Unfortunately, as a woman, this companion is hard to make visible- almost as if it really were an imaginary friend. Let me tell you this- you can sit in A&E for hours and hours writhing in pain but unless you have a man with you, no one will hear you. And I pride myself on being somewhat articulate, quietly outspoken even. But no one could hear me, and pain seems to like this too.
Because it will keep on, and build and grow until it’s a silent flower that sits on your shoulder (or in my case in your gut) and opens its mouth to try and say something profound. But nothing comes out, it’s only pain, and always pain- utterly bland in its neutrality.
When I was finally admitted (hours and hours later, was it that day even? I am not sure), I lay in the bed and wriggled and tangled myself up. They were going to remove a gallstone from my bile duct. This little stone had been hurting me for years on and off, but it had finally got stuck and I had gone yellow and lost a stone.
I gave up hard drinking years ago but when they say live fast, die young, know this- it is not the way you want to die. Between being in hospital this day and the second time I was admitted, I was given an antibiotic that caused a drug induced liver injury, so instead of the jaundice resolving itself, it mysteriously doubled down. And that is the most miserable I have been in my life- constant itching, all night and day. My lasting memory of that is scratching my feet with a hairbrush until they bled. It is not the sexiest thing that has ever happened to me.
Of course, being a girl, no one wanted to accept that once the stone had gone I might still have a problem. At one point I sat in the hospital every single day, asking for blood tests. I was exhausted, couldn’t work, slept all day and was losing more weight. I got to know the staff pretty well, one of them asking me why I was there again? Why was I there? I am not going to go into the failures of the system here but it involved quite a few mistakes that meant I may have died if I had not been so insistent. My liver was in a terrible way, with ALT levels at 1008. The normal range is between 7 and 55.
After a scary phone call once they had realised the really big mistake, I was told to come back immediately. That night I slept on an examining table as there were no beds and given the drip that overdose patients are given. The conditions were so terrible, no toilet (I won’t go into why), no nurses. This was a different kind of pain, this time it even made me laugh. I felt like a fish finger on a baking tray and this gave me hysterics. I had my smiley face socks on in resistance.
At this point it was unknown why this had happened. I was told I must have abused paracetamol, or maybe I had something terminal. Hearing the word biopsy is very unpleasant. I did some very unrecommended googling, I thought so this is how it ends- not with a bang but a whimper. A silly little stone.
It is strange what happens when you look at death properly. I have always been aware of my mortality, I did half an english literature degree for god’s sake! I have taken hallucinogens, read poetry my whole life, romance has been an integral part of my life. But this was a different thing. It was real- death is another companion actually, but not so cute.

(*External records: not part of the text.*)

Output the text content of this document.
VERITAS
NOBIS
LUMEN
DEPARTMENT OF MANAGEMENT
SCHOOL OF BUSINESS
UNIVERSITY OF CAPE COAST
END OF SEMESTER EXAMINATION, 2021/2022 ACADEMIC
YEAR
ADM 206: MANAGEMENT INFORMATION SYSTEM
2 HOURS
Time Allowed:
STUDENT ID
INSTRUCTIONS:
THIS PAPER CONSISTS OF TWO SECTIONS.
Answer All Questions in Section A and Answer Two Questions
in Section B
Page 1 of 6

The main problem would be leaving people behind. I have lived a very full life, full of joy and intrigue, but my children, my children. The most important thing I have done, I like them an awful lot. They need me and out of all the pain I had felt, this was the worst. Feeling this pain while I was all alone on a baking tray. I don’t know. But I do know that I never want to feel like that again.
A year on, my life is the same as before, no big revelations. My happiness level is back to where it was, perhaps with an added dimension. The nihilism which largely shrunk after having kids still quietly operating in the background. But I don’t want to forget how precious every moment is, nor how worrying about things changes nothing.
Life is other people, and death, it turns out, is the same. We are not alone.